I still work on my strengthening exercises & the balance exercises. Sometimes when I'm out in a store or somewhere, I feel like a drunken Indian staggering down the aisle ways or hallways. I'm going to try walking. I'm told it will be good for me. I have been remiss & I'm probably lazy, yes, I know I'm lazy, there's no doubt about it, I am lazy--but I've been babying myself, too. Today I made up my mind to go out & walk. I loaded my kitties (my M&M's) into their kitty buggy. Now you should know that I'm not going to walk alone, neither will I walk with someone else who walks very fast.
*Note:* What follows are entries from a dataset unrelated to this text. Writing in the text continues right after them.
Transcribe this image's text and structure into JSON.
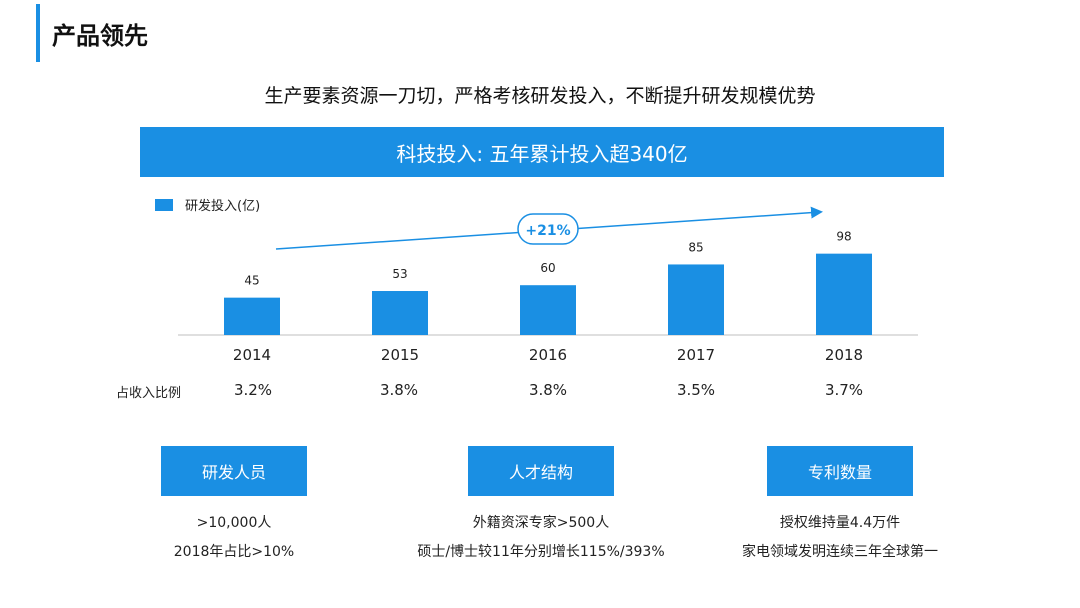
{
  "header": {
    "title": "产品领先"
  },
  "subtitle": "生产要素资源一刀切，严格考核研发投入，不断提升研发规模优势",
  "banner": "科技投入: 五年累计投入超340亿",
  "colors": {
    "accent": "#1a8fe3",
    "bar": "#1a8fe3",
    "text": "#222222"
  },
  "chart_data": {
    "type": "bar",
    "categories": [
      "2014",
      "2015",
      "2016",
      "2017",
      "2018"
    ],
    "series": [
      {
        "name": "研发投入(亿)",
        "values": [
          45,
          53,
          60,
          85,
          98
        ]
      }
    ],
    "legend_position": "top-left",
    "annotation": "+21%",
    "row_label": "占收入比例",
    "row_values": [
      "3.2%",
      "3.8%",
      "3.8%",
      "3.5%",
      "3.7%"
    ],
    "ylim": [
      0,
      100
    ],
    "grid": false
  },
  "boxes": [
    {
      "title": "研发人员",
      "lines": [
        ">10,000人",
        "2018年占比>10%"
      ]
    },
    {
      "title": "人才结构",
      "lines": [
        "外籍资深专家>500人",
        "硕士/博士较11年分别增长115%/393%"
      ]
    },
    {
      "title": "专利数量",
      "lines": [
        "授权维持量4.4万件",
        "家电领域发明连续三年全球第一"
      ]
    }
  ]
}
When I walk it's more like strolling along. I pushed my kitties up to my mail box, got my mail. Turned the buggy around and we strolled up the street, passed our house then up to the first street that turns right--I call it a sorta long block--well for me it's a long block. Mike my physical therapist at the care center always reminded me when I did my warm up walking in the morning, "that however far I went down the hall REMEMBER Fostine, you have to turn around and come back". I kept telling my kitties, we're going to make it, we're going to make it--but I'm so slow & pushing you guys is no easy feat either. I told my kitties I was as slow as a snail, but I made it up to that street, I did our "u" turn and I pushed the kitties back home. Hooray for me!!! Now if I can continue this tomorrow.
So now my kitties, my luvs, my peeps, I have other work to do now, don't miss me too much...
--Glory-oskie Zero, I wish today were tomorrow, luv Fostine.